DocumentScannerViewController: Discussion and Tutorial

At WWDC ’22, the Vision team at Apple introduced a new feature that makes scanning for live data a breeze. This feature takes the form of a DocumentScannerViewController. In this tutorial/walk-through, we’ll go through the problems this new controller tries to solve, its features, and its limitations. This article references code from Apple's session on Capture machine-readable codes and text with VisionKit from WWDC 2022.

What is Data Scanning?

Simply put, data scanning is a way for a sensor such as a camera, to read data from the real-world. This data might be in the form of text, barcodes, QR codes, and more. The live-text feature in iOS 15 is an example of a data scanner that detects text and other useful information from an image.

The Problem

Before iOS 16, scanning for data in a camera-feed required a multi-step approach consisting of writing code that interacted with more than one framework. Let’s go through an example.

AVFoundation

The AVFoundation framework lets us interact with the Audio-Visual sensors available on device. In a typical approach using this framework, we would first use an AVCaptureDevice to create an AVCaptureDeviceInput. We would then pass this input into a AVCaptureSession. This session would be connected to a preview layer to display the live camera feed using AVCaptureVideoPreviewLayer. Parallelly, this session would also provide us a AVCaptureMetadataOutput that results in an AVMetadataObject. This would yield us a way to capture machine readable codes such as barcodes, QR codes, and more.
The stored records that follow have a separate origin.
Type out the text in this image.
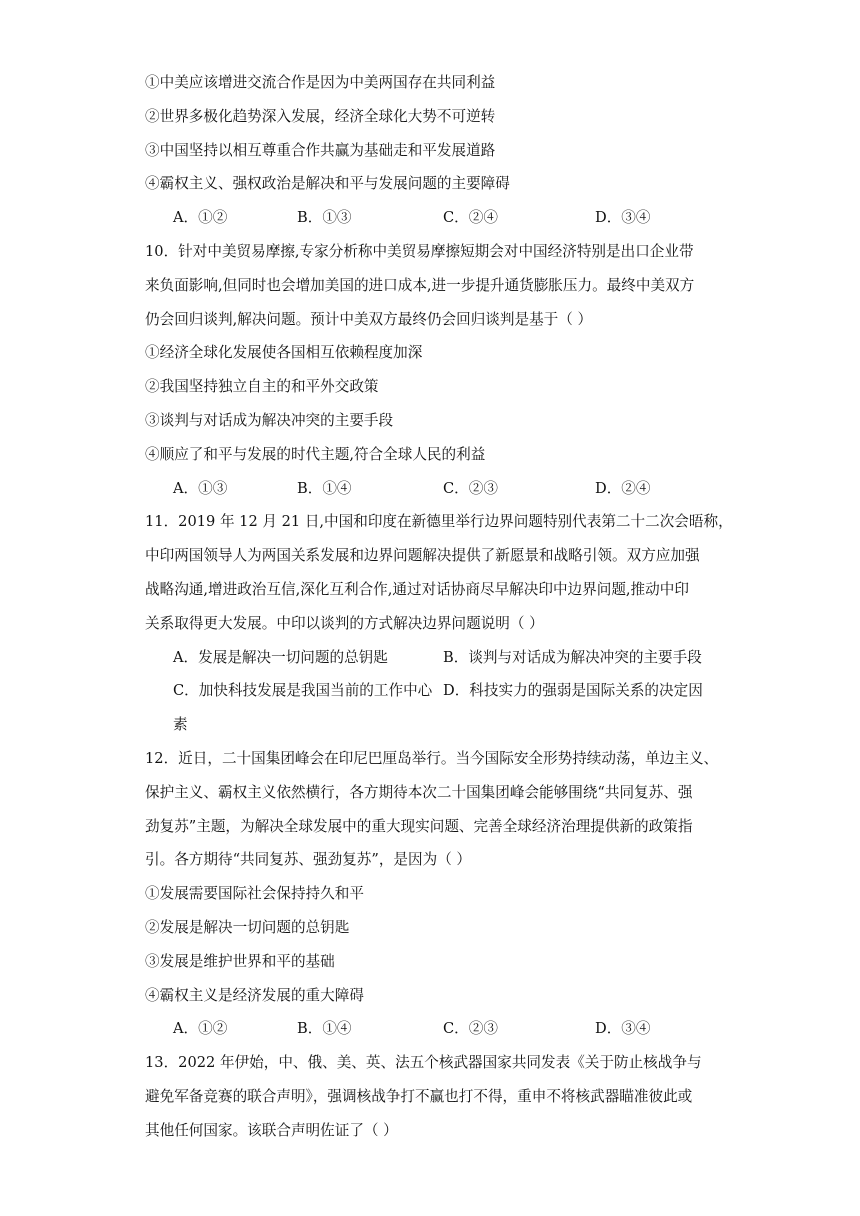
①中美应该增进交流合作是因为中美两国存在共同利益
②世界多极化趋势深入发展，经济全球化大势不可逆转
③中国坚持以相互尊重合作共赢为基础走和平发展道路
④霸权主义、强权政治是解决和平与发展问题的主要障碍
A．①②	B．①③	C．②④	D．③④
10．针对中美贸易摩擦,专家分析称中美贸易摩擦短期会对中国经济特别是出口企业带
来负面影响,但同时也会增加美国的进口成本,进一步提升通货膨胀压力。最终中美双方
仍会回归谈判,解决问题。预计中美双方最终仍会回归谈判是基于（ ）
①经济全球化发展使各国相互依赖程度加深
②我国坚持独立自主的和平外交政策
③谈判与对话成为解决冲突的主要手段
④顺应了和平与发展的时代主题,符合全球人民的利益
A．①③	B．①④	C．②③	D．②④
11．2019 年 12 月 21 日,中国和印度在新德里举行边界问题特别代表第二十二次会晤称，
中印两国领导人为两国关系发展和边界问题解决提供了新愿景和战略引领。双方应加强
战略沟通,增进政治互信,深化互利合作,通过对话协商尽早解决印中边界问题,推动中印
关系取得更大发展。中印以谈判的方式解决边界问题说明（ ）
A．发展是解决一切问题的总钥匙	B．谈判与对话成为解决冲突的主要手段
C．加快科技发展是我国当前的工作中心 D．科技实力的强弱是国际关系的决定因
素
12．近日，二十国集团峰会在印尼巴厘岛举行。当今国际安全形势持续动荡，单边主义、
保护主义、霸权主义依然横行，各方期待本次二十国集团峰会能够围绕“共同复苏、强
劲复苏”主题，为解决全球发展中的重大现实问题、完善全球经济治理提供新的政策指
引。各方期待“共同复苏、强劲复苏”，是因为（ ）
①发展需要国际社会保持持久和平
②发展是解决一切问题的总钥匙
③发展是维护世界和平的基础
④霸权主义是经济发展的重大障碍
A．①②	B．①④	C．②③	D．③④
13．2022 年伊始，中、俄、美、英、法五个核武器国家共同发表《关于防止核战争与
避免军备竞赛的联合声明》，强调核战争打不赢也打不得，重申不将核武器瞄准彼此或
其他任何国家。该联合声明佐证了（ ）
Using AVFoundation with Vision

The AVFoundation method can only be used to detect machine readable codes in its default form. If you would like to also detect text from the camera-feed, you can attach the AVCaptureSession’s output to an AVCaptureVideoDataOutput. This gives us a stream of CMSampleBufferRef that can be fed into the Vision framework’s VNImageRequestHandler to perform observations. These observations take the form of vision observation objects.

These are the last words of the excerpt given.